Internetsperren für Seiten mit kinderpornographischem Inhalt:  Der umstrittene Artikel 4 wurde gestern Abend vom Senat angenommen. Fast alle Änderungsanträge bezogen sich auf die Notwendigkeit einer gerichtlichen Kontrolle, bevor die Verwaltung den Internetdienstanbietern eine Liste der zu sperrenden Seiten übermittelt.
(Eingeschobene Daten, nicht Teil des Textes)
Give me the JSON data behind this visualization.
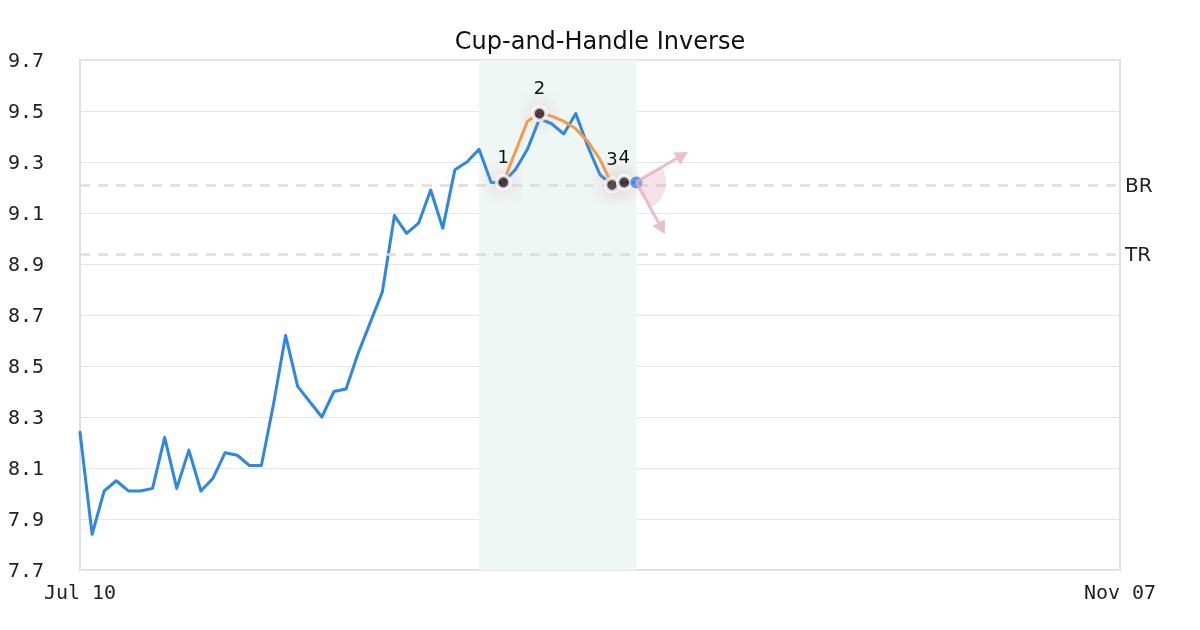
{
  "chart_data": {
    "type": "line",
    "title": "Cup-and-Handle Inverse",
    "categories": [
      "Jul 10",
      null,
      null,
      null,
      null,
      null,
      null,
      null,
      null,
      null,
      null,
      null,
      null,
      null,
      null,
      null,
      null,
      null,
      null,
      null,
      null,
      null,
      null,
      null,
      null,
      null,
      null,
      null,
      null,
      null,
      null,
      null,
      null,
      null,
      null,
      null,
      null,
      null,
      null,
      null,
      null,
      null,
      null,
      null,
      null,
      null,
      null,
      null,
      null,
      null,
      null,
      null,
      null,
      null,
      null,
      null,
      null,
      null,
      null,
      null,
      null,
      null,
      null,
      null,
      null,
      null,
      null,
      null,
      null,
      null,
      null,
      null,
      null,
      null,
      null,
      null,
      null,
      null,
      null,
      null,
      null,
      null,
      null,
      null,
      null,
      null,
      "Nov 07"
    ],
    "ylim": [
      7.7,
      9.7
    ],
    "yticks": [
      7.7,
      7.9,
      8.1,
      8.3,
      8.5,
      8.7,
      8.9,
      9.1,
      9.3,
      9.5,
      9.7
    ],
    "grid": "y",
    "marker": "none",
    "line_style": "solid",
    "series": [
      {
        "color": "#2b87e8",
        "values": [
          8.24,
          7.84,
          8.01,
          8.05,
          8.01,
          8.01,
          8.02,
          8.22,
          8.02,
          8.17,
          8.01,
          8.06,
          8.16,
          8.15,
          8.11,
          8.11,
          8.35,
          8.62,
          8.42,
          8.36,
          8.3,
          8.4,
          8.41,
          8.55,
          8.67,
          8.79,
          9.09,
          9.02,
          9.06,
          9.19,
          9.04,
          9.27,
          9.3,
          9.35,
          9.22,
          9.22,
          9.27,
          9.35,
          9.47,
          9.45,
          9.41,
          9.49,
          9.36,
          9.25,
          9.21,
          9.22,
          9.22,
          null,
          null,
          null,
          null,
          null,
          null,
          null,
          null,
          null,
          null,
          null,
          null,
          null,
          null,
          null,
          null,
          null,
          null,
          null,
          null,
          null,
          null,
          null,
          null,
          null,
          null,
          null,
          null,
          null,
          null,
          null,
          null,
          null,
          null,
          null,
          null,
          null,
          null,
          null,
          null
        ]
      },
      {
        "color": "#f59a45",
        "values": [
          null,
          null,
          null,
          null,
          null,
          null,
          null,
          null,
          null,
          null,
          null,
          null,
          null,
          null,
          null,
          null,
          null,
          null,
          null,
          null,
          null,
          null,
          null,
          null,
          null,
          null,
          null,
          null,
          null,
          null,
          null,
          null,
          null,
          null,
          null,
          9.22,
          9.34,
          9.46,
          9.49,
          9.48,
          9.46,
          9.43,
          9.38,
          9.31,
          9.21,
          null,
          null,
          null,
          null,
          null,
          null,
          null,
          null,
          null,
          null,
          null,
          null,
          null,
          null,
          null,
          null,
          null,
          null,
          null,
          null,
          null,
          null,
          null,
          null,
          null,
          null,
          null,
          null,
          null,
          null,
          null,
          null,
          null,
          null,
          null,
          null,
          null,
          null,
          null,
          null,
          null,
          null
        ]
      },
      {
        "type": "scatter",
        "color": "#000000",
        "marker": "circle",
        "values": [
          null,
          null,
          null,
          null,
          null,
          null,
          null,
          null,
          null,
          null,
          null,
          null,
          null,
          null,
          null,
          null,
          null,
          null,
          null,
          null,
          null,
          null,
          null,
          null,
          null,
          null,
          null,
          null,
          null,
          null,
          null,
          null,
          null,
          null,
          null,
          9.22,
          null,
          null,
          9.49,
          null,
          null,
          null,
          null,
          null,
          9.21,
          9.22,
          null,
          null,
          null,
          null,
          null,
          null,
          null,
          null,
          null,
          null,
          null,
          null,
          null,
          null,
          null,
          null,
          null,
          null,
          null,
          null,
          null,
          null,
          null,
          null,
          null,
          null,
          null,
          null,
          null,
          null,
          null,
          null,
          null,
          null,
          null,
          null,
          null,
          null,
          null,
          null,
          null
        ]
      },
      {
        "type": "scatter",
        "color": "#2b87e8",
        "marker": "circle",
        "values": [
          null,
          null,
          null,
          null,
          null,
          null,
          null,
          null,
          null,
          null,
          null,
          null,
          null,
          null,
          null,
          null,
          null,
          null,
          null,
          null,
          null,
          null,
          null,
          null,
          null,
          null,
          null,
          null,
          null,
          null,
          null,
          null,
          null,
          null,
          null,
          null,
          null,
          null,
          null,
          null,
          null,
          null,
          null,
          null,
          null,
          null,
          9.22,
          null,
          null,
          null,
          null,
          null,
          null,
          null,
          null,
          null,
          null,
          null,
          null,
          null,
          null,
          null,
          null,
          null,
          null,
          null,
          null,
          null,
          null,
          null,
          null,
          null,
          null,
          null,
          null,
          null,
          null,
          null,
          null,
          null,
          null,
          null,
          null,
          null,
          null,
          null,
          null
        ]
      }
    ],
    "annotations": [
      "1",
      "2",
      "3",
      "4"
    ],
    "ref_lines": [
      {
        "axis": "y",
        "value": 9.21,
        "label": "BR",
        "color": "#dddddd",
        "line_style": "dashed"
      },
      {
        "axis": "y",
        "value": 8.94,
        "label": "TR",
        "color": "#dddddd",
        "line_style": "dashed"
      }
    ]
  }
}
Die Bedingung der richterlichen Kontrolle wurde der Nationalversammlung vom Verfassungsrat aufgezwungen und vom Senat nun wieder rückgängig gemacht.

Im Gesetzestext heißt es jetzt

wenn es die Notwendigkeit des Kampfes gegen die Verbreitung von kinderpornographischen Bildern oder Abbildungen rechtfertigt, benachrichtigt die Verwaltung die [Internetdienstanbieter] und übermittelt ihnen die elektronischen Adressen (…), zu denen unverzüglich der Zugang gesperrt werden muss.